Other reviewers argued that it made historical sense that a White Southerner like Atticus, who valued strict adherence to the law even as he defended others from unfair treatment under those laws, could oppose the Civil Rights Movement and the Supreme Court for “going too far” to ensure equal protection for African Americans. They also argued that Watchman showed a more nuanced depiction of race than Mockingbird did since it demonstrated that even someone seemingly as progressive as Atticus could hold backward views on civil rights and included more direct political content about Black Americans organizing to push for civil rights.

What I Thought of Go Set a Watchman

I read Go Set a Watchman soon after it was published because I was curious about its controversial release and because I wanted to see if it was as good as To Kill a Mockingbird. Spoiler alert: it wasn’t.
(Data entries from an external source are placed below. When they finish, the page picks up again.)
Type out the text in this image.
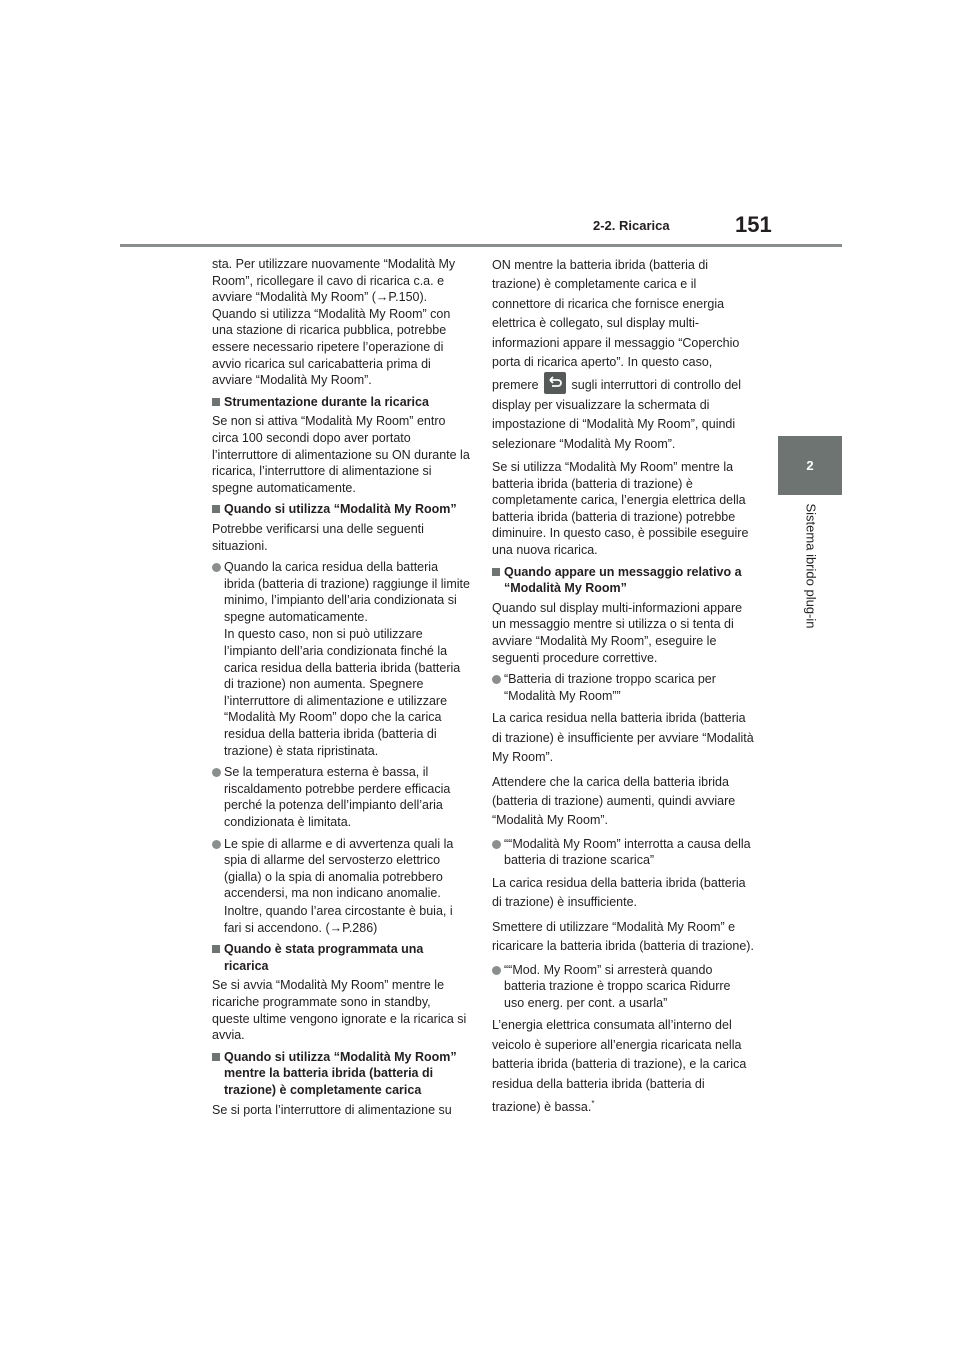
2-2. Ricarica	151
2
Sistema ibrido plug-in

sta. Per utilizzare nuovamente “Modalità My Room”, ricollegare il cavo di ricarica c.a. e avviare “Modalità My Room” (→P.150). Quando si utilizza “Modalità My Room” con una stazione di ricarica pubblica, potrebbe essere necessario ripetere l’operazione di avvio ricarica sul caricabatteria prima di avviare “Modalità My Room”.

Strumentazione durante la ricarica

Se non si attiva “Modalità My Room” entro circa 100 secondi dopo aver portato l’interruttore di alimentazione su ON durante la ricarica, l’interruttore di alimentazione si spegne automaticamente.

Quando si utilizza “Modalità My Room”

Potrebbe verificarsi una delle seguenti situazioni.

Quando la carica residua della batteria ibrida (batteria di trazione) raggiunge il limite minimo, l’impianto dell’aria condizionata si spegne automaticamente.

In questo caso, non si può utilizzare l’impianto dell’aria condizionata finché la carica residua della batteria ibrida (batteria di trazione) non aumenta. Spegnere l’interruttore di alimentazione e utilizzare “Modalità My Room” dopo che la carica residua della batteria ibrida (batteria di trazione) è stata ripristinata.

Se la temperatura esterna è bassa, il riscaldamento potrebbe perdere efficacia perché la potenza dell’impianto dell’aria condizionata è limitata.

Le spie di allarme e di avvertenza quali la spia di allarme del servosterzo elettrico (gialla) o la spia di anomalia potrebbero accendersi, ma non indicano anomalie.

Inoltre, quando l’area circostante è buia, i fari si accendono. (→P.286)

Quando è stata programmata una ricarica

Se si avvia “Modalità My Room” mentre le ricariche programmate sono in standby, queste ultime vengono ignorate e la ricarica si avvia.

Quando si utilizza “Modalità My Room” mentre la batteria ibrida (batteria di trazione) è completamente carica

Se si porta l’interruttore di alimentazione su

ON mentre la batteria ibrida (batteria di trazione) è completamente carica e il connettore di ricarica che fornisce energia elettrica è collegato, sul display multi-informazioni appare il messaggio “Coperchio porta di ricarica aperto”. In questo caso, premere	sugli interruttori di controllo del display per visualizzare la schermata di impostazione di “Modalità My Room”, quindi selezionare “Modalità My Room”.

Se si utilizza “Modalità My Room” mentre la batteria ibrida (batteria di trazione) è completamente carica, l’energia elettrica della batteria ibrida (batteria di trazione) potrebbe diminuire. In questo caso, è possibile eseguire una nuova ricarica.

Quando appare un messaggio relativo a “Modalità My Room”

Quando sul display multi-informazioni appare un messaggio mentre si utilizza o si tenta di avviare “Modalità My Room”, eseguire le seguenti procedure correttive.

“Batteria di trazione troppo scarica per “Modalità My Room””

La carica residua nella batteria ibrida (batteria di trazione) è insufficiente per avviare “Modalità My Room”.

Attendere che la carica della batteria ibrida (batteria di trazione) aumenti, quindi avviare “Modalità My Room”.

““Modalità My Room” interrotta a causa della batteria di trazione scarica”

La carica residua della batteria ibrida (batteria di trazione) è insufficiente.

Smettere di utilizzare “Modalità My Room” e ricaricare la batteria ibrida (batteria di trazione).

““Mod. My Room” si arresterà quando batteria trazione è troppo scarica Ridurre uso energ. per cont. a usarla”

L’energia elettrica consumata all’interno del veicolo è superiore all’energia ricaricata nella batteria ibrida (batteria di trazione), e la carica residua della batteria ibrida (batteria di trazione) è bassa.*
Watchman definitely feels like an early draft of Mockingbird. Though both novels have a similar narrative structure, with one thread telling about Scout’s coming-of-age and another focusing on greater social issues, I felt that the two threads tied together excellently in Mockingbird but never came together as a satisfying whole in Watchman.

I wished that Watchman included more scenes directly showing how the Black American residents of Macomb were becoming more active in pursuing civil rights rather than mostly depicting the issues of civil rights through discussions between White characters. I didn’t feel that the Black American characters were as fleshed-out as they were in Mockingbird.

Finally, I didn’t like the matter-of-fact writing style of Watchman compared to the more evocative one of MockingbirdWatchman lacked the creative imagery, well-drawn characterizations, and tense and moving scenes that Mockingbird had in droves. Scout’s direct retelling of her childhood in Mockingbird was far more compelling than the third-person narrator’s more distant retelling of Scout’s return to Macomb in Watchman.

Overall, Go Set a Watchman was nowhere near as good as To Kill a Mockingbird. To me, the novel is only interesting as a comparison point to To Kill a Mockingbird and doesn’t hold up well on its own.

Final Thoughts

Go Set a Watchman is a strange book: a first draft that also feels like a sequel, a middling follow-up to a beloved literary classic, a second book from an author who said she only ever wanted to be remembered for one, and a flashpoint of controversy. The novel might be interesting for its curiosity value and the circumstances of its controversial publication than for its worth as an independent story.

While I didn’t like the novel myself, I’d still recommend checking it out if you’re interested in knowing what kind of book To Kill a Mockingbird started out as or if you want to see how characters changed 20 years after the events of Mockingbird. Just be aware that you might become just as disillusioned by those changes just as much as Jean Louise is.